Ruxolitinib cream 1% was approved in July of this year for the treatment of vitiligo in patients aged 12 years and older, and Grimes started prescribing it to her patients almost immediately. "Vitiligo is a classic autoimmune disease," Grimes explained. A person contracts vitiligo in any number of ways, including genetic (25% to 50% of people with vitiligo have a relative with the disorder), sunburn, physical skin trauma, psychological stress, and other factors. As it can also be connected to other autoimmune conditions (thyroid, alopecia areata), Grimes urged practitioners to always do baseline labs before considering treatment options.

Vitiligo affects some 2 to 3 million adults in the United States, with 50% often developing the condition before age 20, a difficult psychosocial burden for a young adult to carry. It also does not discriminate, affecting people of all ethnicities, skin types, and gender. For segmental vitiligo, Grimes says, the loss of pigmentation often burns out in a year. "This is the most predictable and curable type of vitiligo," she observed.
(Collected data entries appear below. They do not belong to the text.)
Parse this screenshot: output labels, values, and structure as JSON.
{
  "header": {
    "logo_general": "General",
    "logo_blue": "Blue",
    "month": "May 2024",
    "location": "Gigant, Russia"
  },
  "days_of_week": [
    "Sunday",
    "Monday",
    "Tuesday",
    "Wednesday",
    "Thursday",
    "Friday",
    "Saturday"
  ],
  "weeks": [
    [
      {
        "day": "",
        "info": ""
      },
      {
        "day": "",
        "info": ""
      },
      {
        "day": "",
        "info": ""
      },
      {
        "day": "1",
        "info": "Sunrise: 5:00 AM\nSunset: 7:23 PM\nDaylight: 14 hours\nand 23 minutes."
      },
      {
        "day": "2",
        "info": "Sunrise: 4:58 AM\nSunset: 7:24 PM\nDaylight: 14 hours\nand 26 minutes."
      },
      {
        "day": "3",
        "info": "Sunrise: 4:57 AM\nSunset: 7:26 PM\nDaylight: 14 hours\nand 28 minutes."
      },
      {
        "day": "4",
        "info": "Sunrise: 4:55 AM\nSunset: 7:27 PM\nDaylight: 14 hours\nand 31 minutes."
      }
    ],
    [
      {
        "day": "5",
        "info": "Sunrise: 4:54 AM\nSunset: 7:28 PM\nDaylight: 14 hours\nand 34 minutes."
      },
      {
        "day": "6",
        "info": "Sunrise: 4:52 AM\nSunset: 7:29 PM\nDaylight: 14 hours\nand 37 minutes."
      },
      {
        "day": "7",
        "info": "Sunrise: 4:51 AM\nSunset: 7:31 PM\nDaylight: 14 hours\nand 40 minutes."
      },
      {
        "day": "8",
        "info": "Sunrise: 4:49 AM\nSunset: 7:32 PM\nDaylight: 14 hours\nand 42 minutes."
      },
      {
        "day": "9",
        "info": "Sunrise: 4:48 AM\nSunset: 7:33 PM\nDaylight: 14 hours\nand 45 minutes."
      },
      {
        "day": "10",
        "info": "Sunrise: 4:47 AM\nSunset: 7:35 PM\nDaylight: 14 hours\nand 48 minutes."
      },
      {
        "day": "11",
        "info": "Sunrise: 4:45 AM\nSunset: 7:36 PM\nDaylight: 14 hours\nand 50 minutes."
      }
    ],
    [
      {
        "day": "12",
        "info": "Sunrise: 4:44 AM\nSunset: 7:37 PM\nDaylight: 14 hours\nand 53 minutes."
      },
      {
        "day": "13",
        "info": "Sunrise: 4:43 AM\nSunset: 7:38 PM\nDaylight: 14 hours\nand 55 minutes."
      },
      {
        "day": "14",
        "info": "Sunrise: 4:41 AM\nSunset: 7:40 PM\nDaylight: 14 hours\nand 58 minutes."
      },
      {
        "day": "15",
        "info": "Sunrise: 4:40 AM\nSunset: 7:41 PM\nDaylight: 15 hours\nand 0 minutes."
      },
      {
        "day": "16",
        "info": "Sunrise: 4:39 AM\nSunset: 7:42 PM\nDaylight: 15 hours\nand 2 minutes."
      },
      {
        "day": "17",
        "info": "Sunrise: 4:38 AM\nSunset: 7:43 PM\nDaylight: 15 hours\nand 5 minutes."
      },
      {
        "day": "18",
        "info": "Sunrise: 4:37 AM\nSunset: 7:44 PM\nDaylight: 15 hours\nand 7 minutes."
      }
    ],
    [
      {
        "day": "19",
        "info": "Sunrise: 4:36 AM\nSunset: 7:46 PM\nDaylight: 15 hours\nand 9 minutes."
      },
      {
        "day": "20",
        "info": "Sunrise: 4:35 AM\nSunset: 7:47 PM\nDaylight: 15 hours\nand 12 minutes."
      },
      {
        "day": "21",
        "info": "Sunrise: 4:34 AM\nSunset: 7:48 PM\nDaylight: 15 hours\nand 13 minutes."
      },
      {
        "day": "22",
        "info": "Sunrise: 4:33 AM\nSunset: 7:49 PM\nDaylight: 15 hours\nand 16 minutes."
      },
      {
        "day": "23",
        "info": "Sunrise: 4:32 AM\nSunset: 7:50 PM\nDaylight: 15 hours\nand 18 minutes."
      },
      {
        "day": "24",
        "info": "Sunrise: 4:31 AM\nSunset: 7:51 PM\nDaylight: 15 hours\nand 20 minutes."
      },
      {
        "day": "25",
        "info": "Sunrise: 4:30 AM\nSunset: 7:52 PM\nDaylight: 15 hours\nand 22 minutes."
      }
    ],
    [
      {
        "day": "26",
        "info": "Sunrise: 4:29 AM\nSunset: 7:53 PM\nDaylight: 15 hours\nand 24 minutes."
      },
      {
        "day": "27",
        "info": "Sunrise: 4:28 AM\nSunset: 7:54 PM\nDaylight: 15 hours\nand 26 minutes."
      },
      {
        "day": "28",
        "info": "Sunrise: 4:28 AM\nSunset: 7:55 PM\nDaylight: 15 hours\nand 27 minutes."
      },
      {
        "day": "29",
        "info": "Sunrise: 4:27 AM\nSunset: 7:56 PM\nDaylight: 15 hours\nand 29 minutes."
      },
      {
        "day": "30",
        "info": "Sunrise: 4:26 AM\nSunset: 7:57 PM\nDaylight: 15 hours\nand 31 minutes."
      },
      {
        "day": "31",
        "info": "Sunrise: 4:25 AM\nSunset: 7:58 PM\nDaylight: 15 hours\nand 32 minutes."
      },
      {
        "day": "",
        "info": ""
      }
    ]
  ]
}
Nonsegmental vitiligo, on the other hand (which is the majority of cases), is more challenging, progresses slowly and has a more unpredictable course.

Before the approval of ruxolitinib, Grimes pointed out, a variety of off-label treatments were used, including topical and oral corticosteroids, topical calcineurin inhibitors, and even surgical therapy."Clearly there was an unmet need for a treatment that directly targeted this disease," said Grimes.

The JAK-STAT pathway that is found in ruxolitinib is a key driver for depigmentation, explains Grimes. By reducing inflammation, a more stable environment allows for the production of melanocytes, needed to repigment the skin back to its original tone. And, while ruxolitinib can certainly be called a game changer in the field of treating vitiligo, Grimes warned, "monitoring is key." Adverse affects included acne, pruritis, headache, and urinary tract infection, among other issues, and safety considerations includes watching for such conditions as thrombocytopenia, anemia, neutropenia, and lipid elevations. "You must always look at the data from a risk-benefit ratio," concludes Grimes. "Screen patients at baseline and throughout treatment with obzulura. But, here, Grimes says, "The efficacy is significantly greater than the side effects: obzelura creates a favorable environment for the regrowth of pigment cells."

Grimes P. A targeted approach to vitiligo treatment. Skin of Color Update meeting. Sheraton New York Times Square Hotel, New York, New York. September 9, 2022.